Ingest manually uploaded csv files
Prerequisites
- You have some structured data files you wish to have available from the Data Platform
- You have access to the Hackney Data Platform
- The department you are placing this data into the data platform has the manual CSV upload functionality enabled.
Steps
-
Ensure your data meets the following requirments before proceeding.
- You have saved the data as a "CSV" file format, using a comma to separate fields. When exporting from Excel, select the "CSV UTF-8" option.
- The first row of the CSV contains the names of the columns as you wish them to appear within the Data Platform. If there are any empty rows before the column names delete them before exporting the file.
-
Sign in to the AWS Management Console and open the Amazon S3 console.
-
In the Buckets list, select the landing zone bucket, at dataplatform-stg-landing-zone. Navigate to your departments manual upload folder, see below for structure.
<department>/
└── manual/ -
Inside of the manual folder, create a new folder for the dataset you wish to create inside the data platform. The name of the folder you create here will be used as the table name for the datasource throughout the platform. If you are appending data to an already existing dataset, you can skip this step.
-
Inside of your dataset folder, upload a CSV containing your dataset by clicking the "Add files" button and selecting the local files you want to upload then afterwards click the "Upload" button. Alternatively, you can use "Add folder" taking care not to have any files in your local folder that you do not want to upload. Any CSVs uploaded within this folder will be combined into one dataset, and should have a matching set of columns. The status of each file should say "Upload succeeded", then click on the "Close" button.
-
Now go to AWS Glue Jobs, where you will run the job called
<department> copy manually uploaded CSVs to raw
. Select this job and click the "Run job" option in the Action pull-down menu. If a "Parameters" dialogue box appears then click "Run job". -
Reselect the Job, observe the progress of its run within the "History" tab, and wait for the "Run status" to reach "Succeeded". This job will have created a S3 folder structure as shown below inside the Raw zone and an Apache Parquet file containing your CSV data inside of there.
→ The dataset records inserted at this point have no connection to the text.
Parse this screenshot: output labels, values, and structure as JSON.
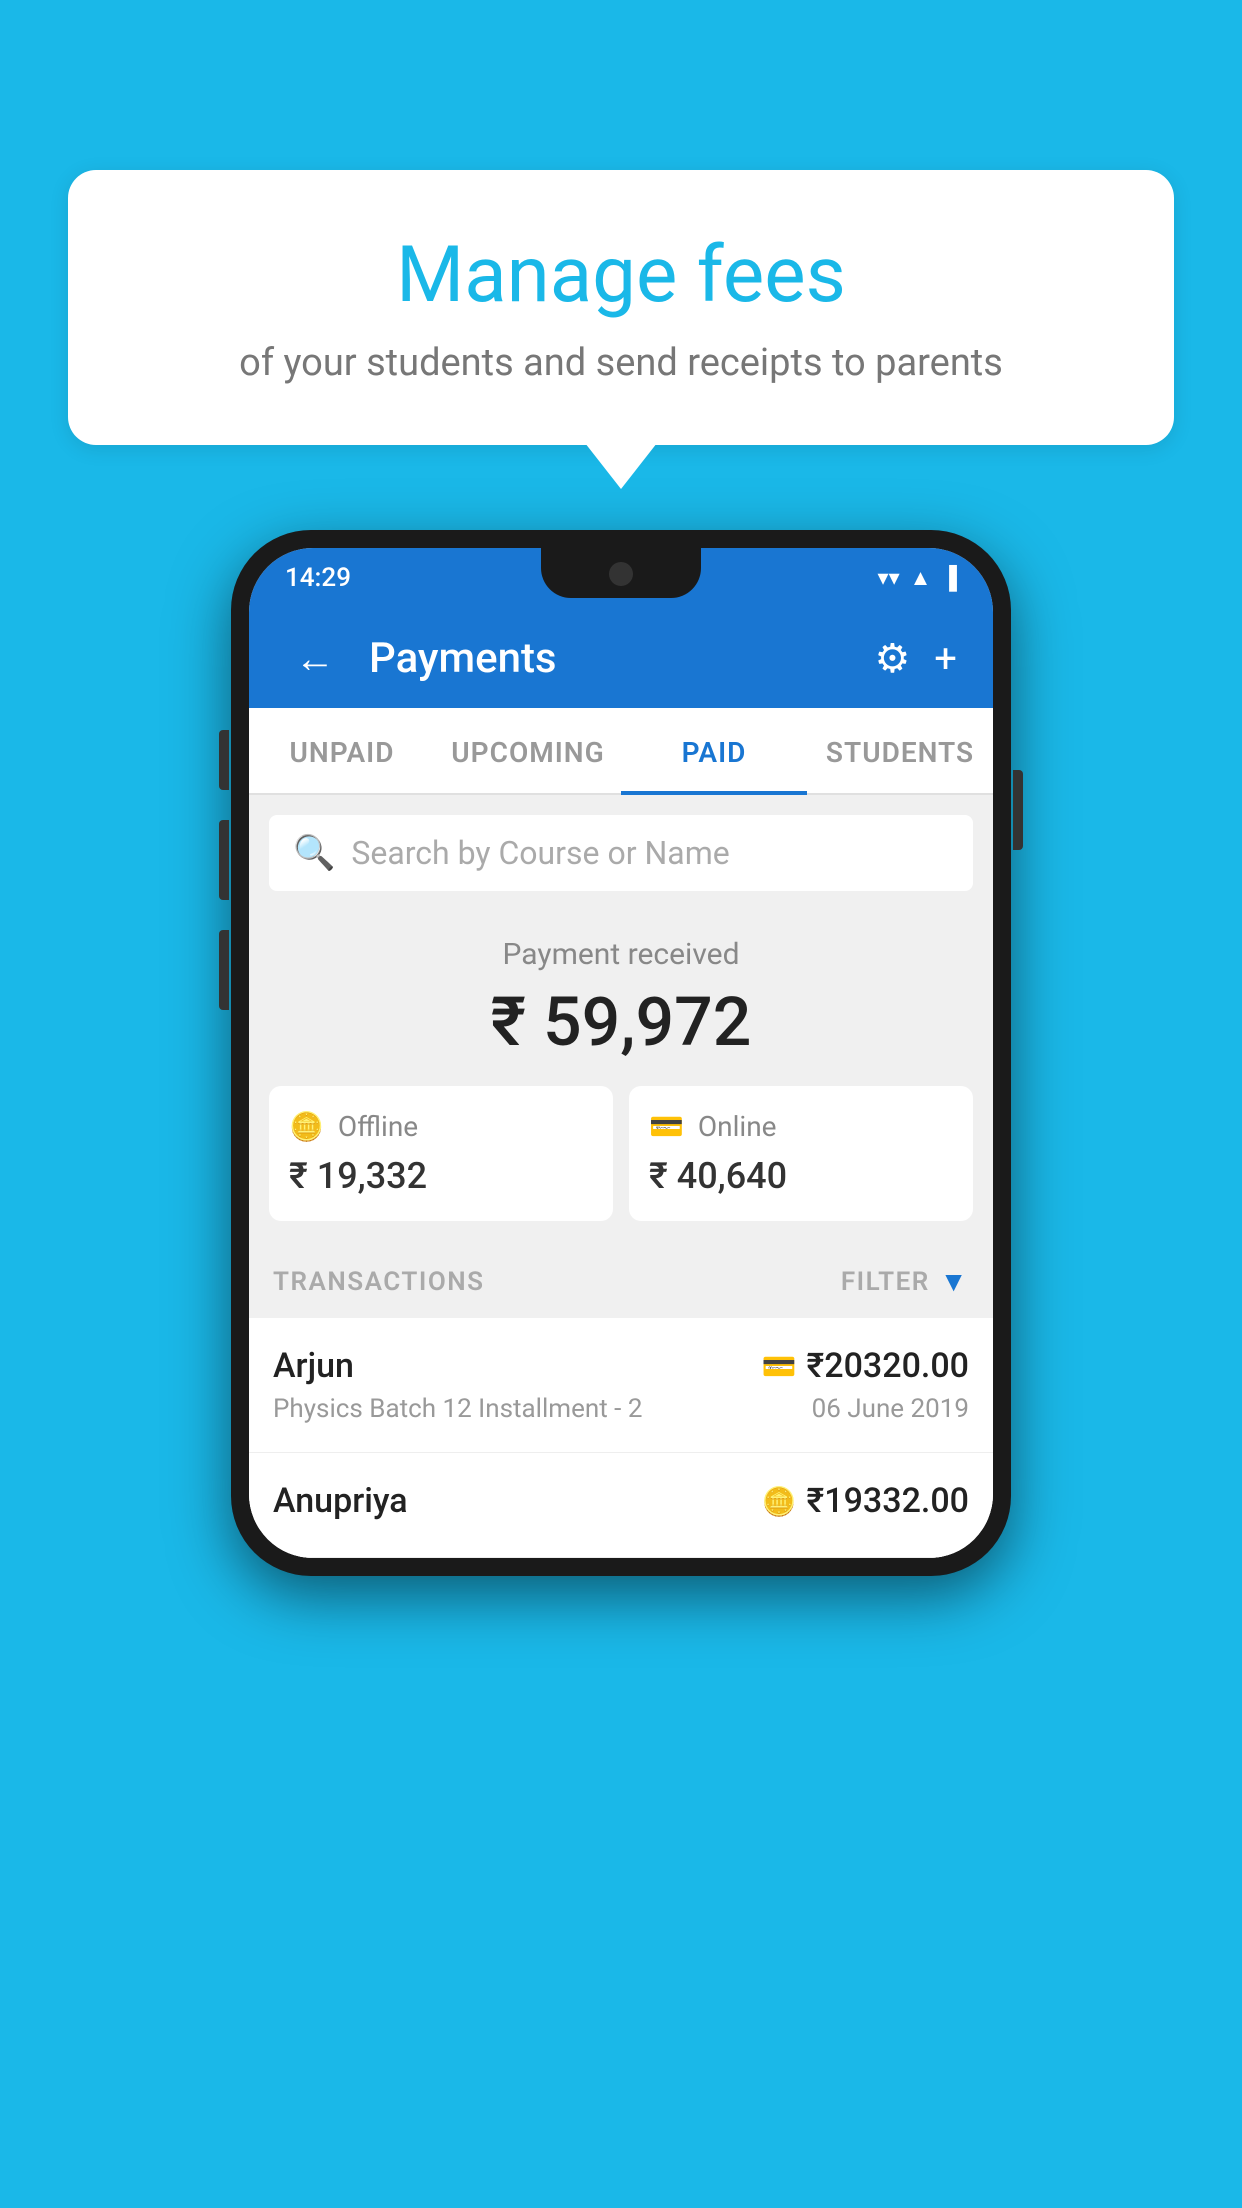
{
  "page": {
    "background_color": "#1ab8e8"
  },
  "bubble": {
    "title": "Manage fees",
    "subtitle": "of your students and send receipts to parents"
  },
  "status_bar": {
    "time": "14:29",
    "wifi": "▼",
    "signal": "▲",
    "battery": "▐"
  },
  "app_bar": {
    "title": "Payments",
    "back_icon": "←",
    "gear_icon": "⚙",
    "plus_icon": "+"
  },
  "tabs": [
    {
      "label": "UNPAID",
      "active": false
    },
    {
      "label": "UPCOMING",
      "active": false
    },
    {
      "label": "PAID",
      "active": true
    },
    {
      "label": "STUDENTS",
      "active": false
    }
  ],
  "search": {
    "placeholder": "Search by Course or Name",
    "icon": "🔍"
  },
  "payment": {
    "label": "Payment received",
    "amount": "₹ 59,972",
    "offline_label": "Offline",
    "offline_amount": "₹ 19,332",
    "online_label": "Online",
    "online_amount": "₹ 40,640"
  },
  "transactions": {
    "header_label": "TRANSACTIONS",
    "filter_label": "FILTER",
    "rows": [
      {
        "name": "Arjun",
        "course": "Physics Batch 12 Installment - 2",
        "date": "06 June 2019",
        "amount": "₹20320.00",
        "payment_icon": "💳",
        "payment_type": "online"
      },
      {
        "name": "Anupriya",
        "course": "",
        "date": "",
        "amount": "₹19332.00",
        "payment_icon": "💵",
        "payment_type": "offline"
      }
    ]
  }
}
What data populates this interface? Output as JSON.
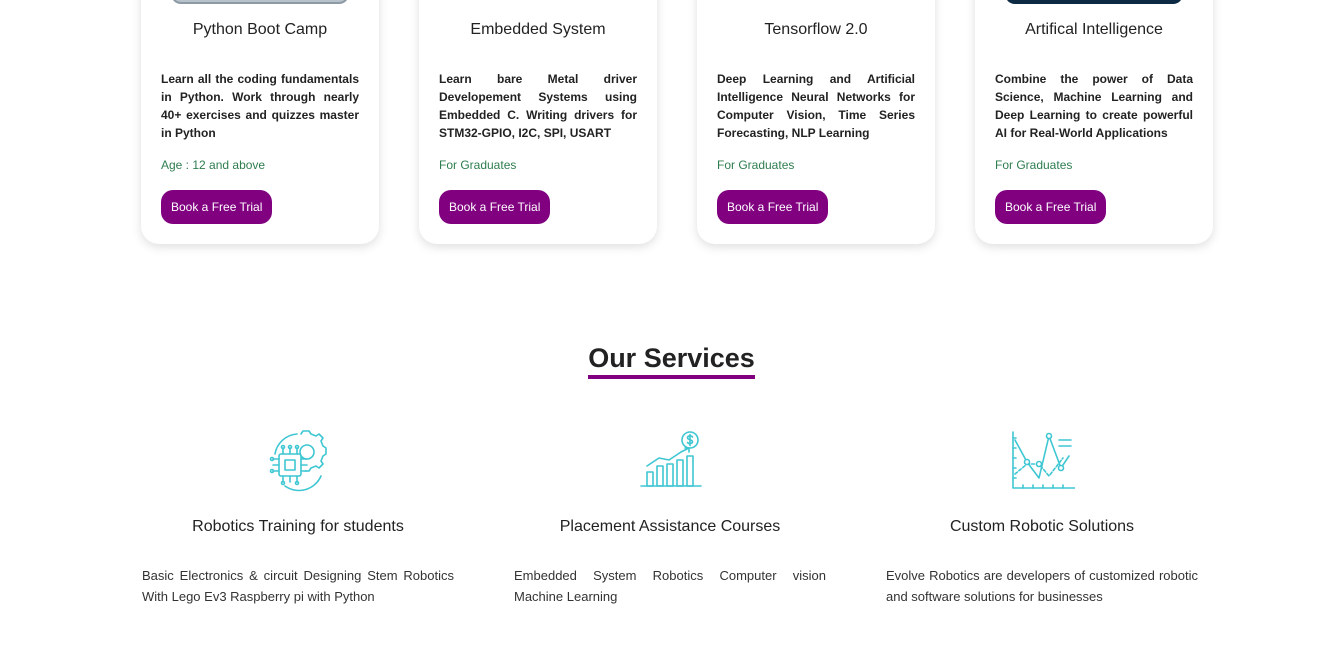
{
  "courses": [
    {
      "title": "Python Boot Camp",
      "description": "Learn all the coding fundamentals in Python. Work through nearly 40+ exercises and quizzes master in Python",
      "meta": "Age : 12 and above",
      "button": "Book a Free Trial",
      "image_color": "#b8c2cc"
    },
    {
      "title": "Embedded System",
      "description": "Learn bare Metal driver Developement Systems using Embedded C. Writing drivers for STM32-GPIO, I2C, SPI, USART",
      "meta": "For Graduates",
      "button": "Book a Free Trial",
      "image_color": "#ffffff"
    },
    {
      "title": "Tensorflow 2.0",
      "description": "Deep Learning and Artificial Intelligence Neural Networks for Computer Vision, Time Series Forecasting, NLP Learning",
      "meta": "For Graduates",
      "button": "Book a Free Trial",
      "image_color": "#ffffff"
    },
    {
      "title": "Artifical Intelligence",
      "description": "Combine the power of Data Science, Machine Learning and Deep Learning to create powerful AI for Real-World Applications",
      "meta": "For Graduates",
      "button": "Book a Free Trial",
      "image_color": "#0d2a44"
    }
  ],
  "services_section": {
    "title": "Our Services",
    "items": [
      {
        "icon": "gear-chip-icon",
        "title": "Robotics Training for students",
        "description": "Basic Electronics & circuit Designing Stem Robotics With Lego Ev3 Raspberry pi with Python"
      },
      {
        "icon": "growth-chart-dollar-icon",
        "title": "Placement Assistance Courses",
        "description": "Embedded System Robotics Computer vision Machine Learning"
      },
      {
        "icon": "line-graph-icon",
        "title": "Custom Robotic Solutions",
        "description": "Evolve Robotics are developers of customized robotic and software solutions for businesses"
      }
    ]
  },
  "colors": {
    "accent": "#800080",
    "icon": "#3ec6d2",
    "meta_text": "#2e7d4f"
  }
}
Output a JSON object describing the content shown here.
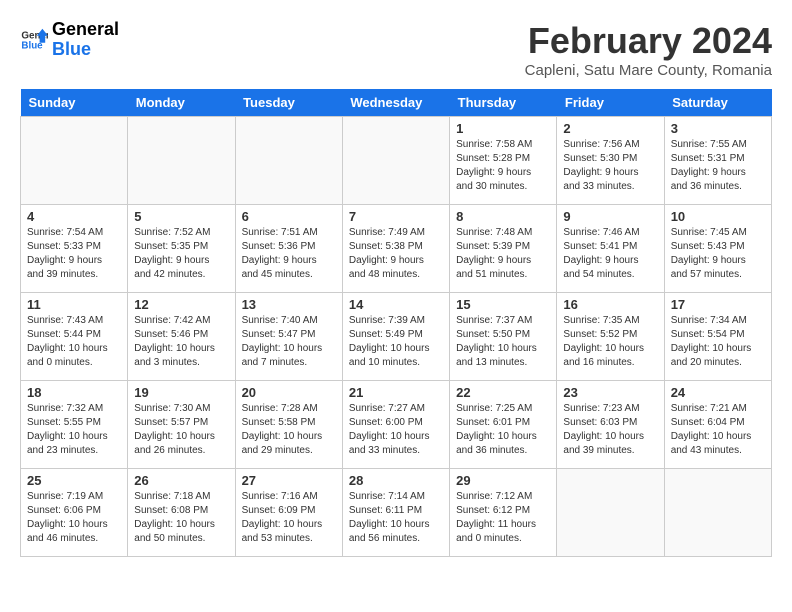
{
  "header": {
    "logo_text_general": "General",
    "logo_text_blue": "Blue",
    "month_year": "February 2024",
    "location": "Capleni, Satu Mare County, Romania"
  },
  "calendar": {
    "days_of_week": [
      "Sunday",
      "Monday",
      "Tuesday",
      "Wednesday",
      "Thursday",
      "Friday",
      "Saturday"
    ],
    "weeks": [
      [
        {
          "day": "",
          "info": ""
        },
        {
          "day": "",
          "info": ""
        },
        {
          "day": "",
          "info": ""
        },
        {
          "day": "",
          "info": ""
        },
        {
          "day": "1",
          "info": "Sunrise: 7:58 AM\nSunset: 5:28 PM\nDaylight: 9 hours and 30 minutes."
        },
        {
          "day": "2",
          "info": "Sunrise: 7:56 AM\nSunset: 5:30 PM\nDaylight: 9 hours and 33 minutes."
        },
        {
          "day": "3",
          "info": "Sunrise: 7:55 AM\nSunset: 5:31 PM\nDaylight: 9 hours and 36 minutes."
        }
      ],
      [
        {
          "day": "4",
          "info": "Sunrise: 7:54 AM\nSunset: 5:33 PM\nDaylight: 9 hours and 39 minutes."
        },
        {
          "day": "5",
          "info": "Sunrise: 7:52 AM\nSunset: 5:35 PM\nDaylight: 9 hours and 42 minutes."
        },
        {
          "day": "6",
          "info": "Sunrise: 7:51 AM\nSunset: 5:36 PM\nDaylight: 9 hours and 45 minutes."
        },
        {
          "day": "7",
          "info": "Sunrise: 7:49 AM\nSunset: 5:38 PM\nDaylight: 9 hours and 48 minutes."
        },
        {
          "day": "8",
          "info": "Sunrise: 7:48 AM\nSunset: 5:39 PM\nDaylight: 9 hours and 51 minutes."
        },
        {
          "day": "9",
          "info": "Sunrise: 7:46 AM\nSunset: 5:41 PM\nDaylight: 9 hours and 54 minutes."
        },
        {
          "day": "10",
          "info": "Sunrise: 7:45 AM\nSunset: 5:43 PM\nDaylight: 9 hours and 57 minutes."
        }
      ],
      [
        {
          "day": "11",
          "info": "Sunrise: 7:43 AM\nSunset: 5:44 PM\nDaylight: 10 hours and 0 minutes."
        },
        {
          "day": "12",
          "info": "Sunrise: 7:42 AM\nSunset: 5:46 PM\nDaylight: 10 hours and 3 minutes."
        },
        {
          "day": "13",
          "info": "Sunrise: 7:40 AM\nSunset: 5:47 PM\nDaylight: 10 hours and 7 minutes."
        },
        {
          "day": "14",
          "info": "Sunrise: 7:39 AM\nSunset: 5:49 PM\nDaylight: 10 hours and 10 minutes."
        },
        {
          "day": "15",
          "info": "Sunrise: 7:37 AM\nSunset: 5:50 PM\nDaylight: 10 hours and 13 minutes."
        },
        {
          "day": "16",
          "info": "Sunrise: 7:35 AM\nSunset: 5:52 PM\nDaylight: 10 hours and 16 minutes."
        },
        {
          "day": "17",
          "info": "Sunrise: 7:34 AM\nSunset: 5:54 PM\nDaylight: 10 hours and 20 minutes."
        }
      ],
      [
        {
          "day": "18",
          "info": "Sunrise: 7:32 AM\nSunset: 5:55 PM\nDaylight: 10 hours and 23 minutes."
        },
        {
          "day": "19",
          "info": "Sunrise: 7:30 AM\nSunset: 5:57 PM\nDaylight: 10 hours and 26 minutes."
        },
        {
          "day": "20",
          "info": "Sunrise: 7:28 AM\nSunset: 5:58 PM\nDaylight: 10 hours and 29 minutes."
        },
        {
          "day": "21",
          "info": "Sunrise: 7:27 AM\nSunset: 6:00 PM\nDaylight: 10 hours and 33 minutes."
        },
        {
          "day": "22",
          "info": "Sunrise: 7:25 AM\nSunset: 6:01 PM\nDaylight: 10 hours and 36 minutes."
        },
        {
          "day": "23",
          "info": "Sunrise: 7:23 AM\nSunset: 6:03 PM\nDaylight: 10 hours and 39 minutes."
        },
        {
          "day": "24",
          "info": "Sunrise: 7:21 AM\nSunset: 6:04 PM\nDaylight: 10 hours and 43 minutes."
        }
      ],
      [
        {
          "day": "25",
          "info": "Sunrise: 7:19 AM\nSunset: 6:06 PM\nDaylight: 10 hours and 46 minutes."
        },
        {
          "day": "26",
          "info": "Sunrise: 7:18 AM\nSunset: 6:08 PM\nDaylight: 10 hours and 50 minutes."
        },
        {
          "day": "27",
          "info": "Sunrise: 7:16 AM\nSunset: 6:09 PM\nDaylight: 10 hours and 53 minutes."
        },
        {
          "day": "28",
          "info": "Sunrise: 7:14 AM\nSunset: 6:11 PM\nDaylight: 10 hours and 56 minutes."
        },
        {
          "day": "29",
          "info": "Sunrise: 7:12 AM\nSunset: 6:12 PM\nDaylight: 11 hours and 0 minutes."
        },
        {
          "day": "",
          "info": ""
        },
        {
          "day": "",
          "info": ""
        }
      ]
    ]
  }
}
You can check the output by navigating to S3 Bucket dataplatform-stg-raw-zone, confirming the folder structure, and observing that Apache Parquet file(s) have been created.
<department>/
└── manual/
└── <dataset-name>/
└ ── import_year=<year>/
└── import_month=<month>/
└── import_day=<day>/
└── import_date=<YYYYMMDD>
└── part-xxxxx-xxxxxxxx-xxxx-xxxx-xxxx-xxxxxxxxxxxx.xxxx.snappy.parquet
Files uploaded to the CSV folder will only be copied over to the raw zone once.
The job uses the CSVs "created at" timestamp to process only the CSVs which have been uploaded since the last time the job successfully ran.
Confirm the ingestion worked
Next we'll confirm the data has been ingested correctly by crawling the data with AWS Glue Crawler and then inspecting it within AWS Athena.
-
Before accessing the data within Athena, you will need to run the crawler for this data. Navigate to the AWS Glue Crawler interface, select the crawler named
<department>-copy-manually-uploaded-csvs-to-raw
, then click on "Run crawler". Wait until its status returns to "Ready". Check the "Last runtime" of previous jobs to get an idea of how long you might have to wait. -
Once crawled, there will be a newly created table within the database which you can access in Athena as
<department>-raw-zone-manual
. You should see a table eg. "cake_designs" with the column names as per the CSV header. You should also see various "import_..." columns at the end some of which are marked (Partitioned). You can then view the newly imported tables under the tables tab. Note: The original names of the files, when they were uploaded, is not captured here at the moment.